Par la suite, la CFE est payable chaque année le 15 décembre, sous déduction d'un acompte éventuel, versé le 15 juin, égal à 50 % du montant de la cotisation payée l'année précédente. Cet acompte doit être payé spontanément par l'entreprise, aucun avis d'imposition ne lui est envoyé. Concrètement, les redevables sont informés du montant de l'acompte à acquitter en consultant leur espace « Professionnel » accessible sur www.impots.gouv.fr.
L'entreprise est dispensée du paiement de l'acompte lorsque le montant de la CFE de l'année précédente est inférieur à 3 000 €. Dans cette situation, elle n’aura donc qu’un versement à effectuer en décembre. Si le montant de la CFE à régler est supérieur à 3 000 €, les mêmes conditions s'appliquent, mais vous devez en plus verser un acompte correspondant à 50% de la CFE versée l'année précédente. Ce montant sera précisé sur un avis d'acompte dématérialisé disponible sur votre compte fiscal en ligne.
Toutes les entreprises, quel que soit le montant de leur chiffre d'affaires, doivent obligatoirement s'acquitter de la CFE de façon dématérialisée (paiement en ligne, prélèvement à l'échéance ou prélèvement mensuel). L’entreprise peut, si elle le souhaite, opter pour un paiement mensuel de la CFE. La souscription au contrat de prélèvements mensuels peut être effectuée en ligne via l'espace « Professionnel » accessible sur www.impots.gouv.fr ou auprès des centres de contact ou des SIE. L'échéancier adressé par l’administration à l'entreprise étale les prélèvements sur une période de 10 mois, de janvier à octobre.

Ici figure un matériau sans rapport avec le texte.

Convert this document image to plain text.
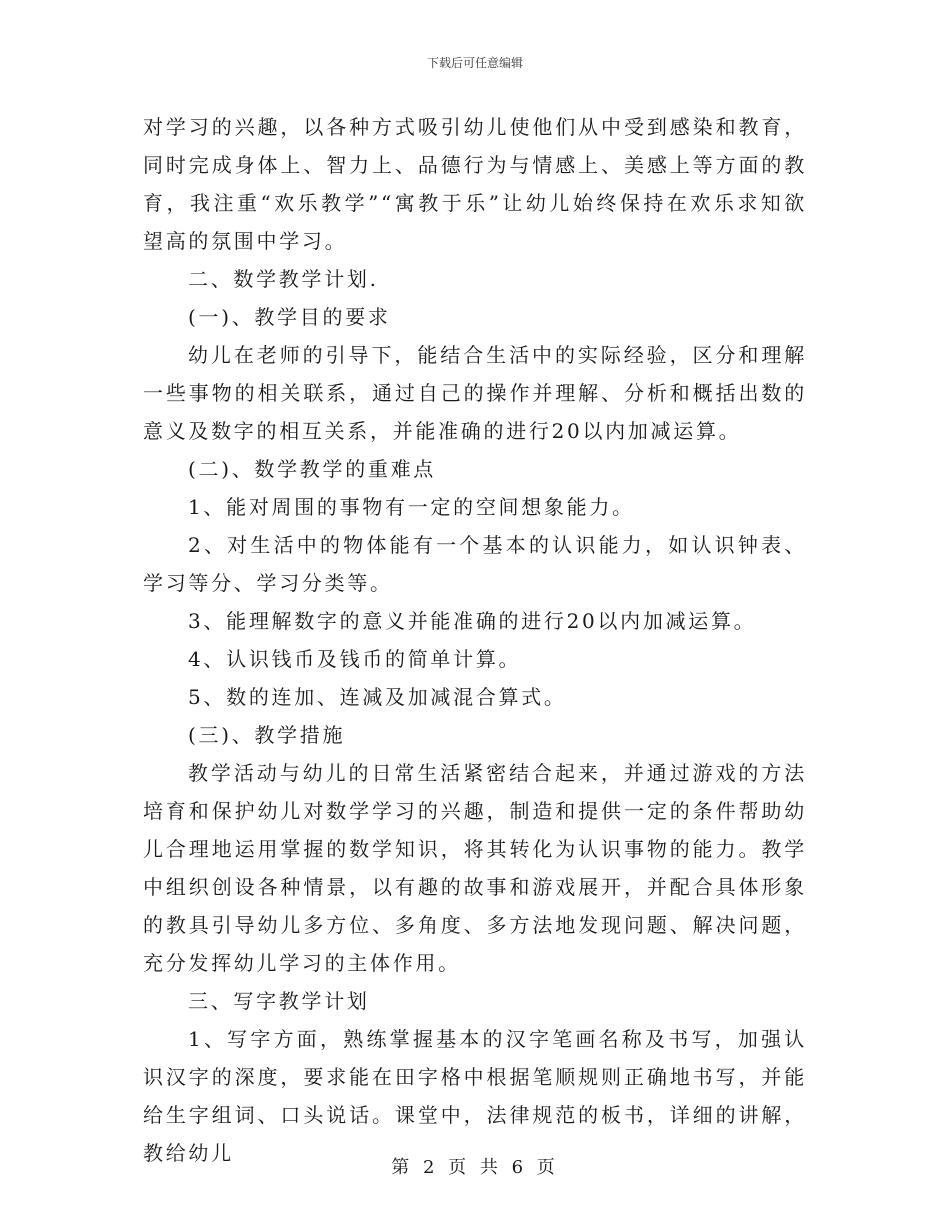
下载后可任意编辑

对学习的兴趣，以各种方式吸引幼儿使他们从中受到感染和教育，同时完成身体上、智力上、品德行为与情感上、美感上等方面的教育，我注重“欢乐教学”“寓教于乐”让幼儿始终保持在欢乐求知欲望高的氛围中学习。

二、数学教学计划.

(一)、教学目的要求

幼儿在老师的引导下，能结合生活中的实际经验，区分和理解一些事物的相关联系，通过自己的操作并理解、分析和概括出数的意义及数字的相互关系，并能准确的进行20以内加减运算。

(二)、数学教学的重难点

1、能对周围的事物有一定的空间想象能力。

2、对生活中的物体能有一个基本的认识能力，如认识钟表、学习等分、学习分类等。

3、能理解数字的意义并能准确的进行20以内加减运算。

4、认识钱币及钱币的简单计算。

5、数的连加、连减及加减混合算式。

(三)、教学措施

教学活动与幼儿的日常生活紧密结合起来，并通过游戏的方法培育和保护幼儿对数学学习的兴趣，制造和提供一定的条件帮助幼儿合理地运用掌握的数学知识，将其转化为认识事物的能力。教学中组织创设各种情景，以有趣的故事和游戏展开，并配合具体形象的教具引导幼儿多方位、多角度、多方法地发现问题、解决问题，充分发挥幼儿学习的主体作用。

三、写字教学计划

1、写字方面，熟练掌握基本的汉字笔画名称及书写，加强认识汉字的深度，要求能在田字格中根据笔顺规则正确地书写，并能给生字组词、口头说话。课堂中，法律规范的板书，详细的讲解，教给幼儿

第 2 页 共 6 页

Cotisation minimum due en 2025 en fonction du chiffre d'affaires de l'année N-2
| Chiffre d'affaires réalisé en N-2 | Base minimum de CFE due en 2024 (selon la commune) | Base minimum de CFE due en 2025 (selon la commune) |
|---|---|---|
| Entre 5 001 € et 10 000 € | Entre 237 € et 565 € | Entre 243 € et 579 € |
| Entre 10 001 € et 32 600 € | Entre 237 € et 1 130 € | Entre 243 € et 1 158 € |
| Entre 32 601 € et 100 000 € | Entre 237 € et 2 374 € | Entre 243 € et 2 433 € |
| Entre 100 001 € et 250 000 € | Entre 237 € et 3 957 € | Entre 243 € et 4 056 € |
| Entre 250 001 € et 500 000 € | Entre 237 € et 5 652 € | Entre 243 € et 5 793 € |
| À partir de 500 001 € | Entre 237 € et 7 349 € | Entre 243 € et 7 533 € |
À savoir : Le professionnel est exonéré de CFE si son chiffre d'affaires annuel est inférieur ou égal à 5 000 €. L'année de création de son entreprise, le professionnel bénéficie d'une exonération de CFE, il n'a rien à payer.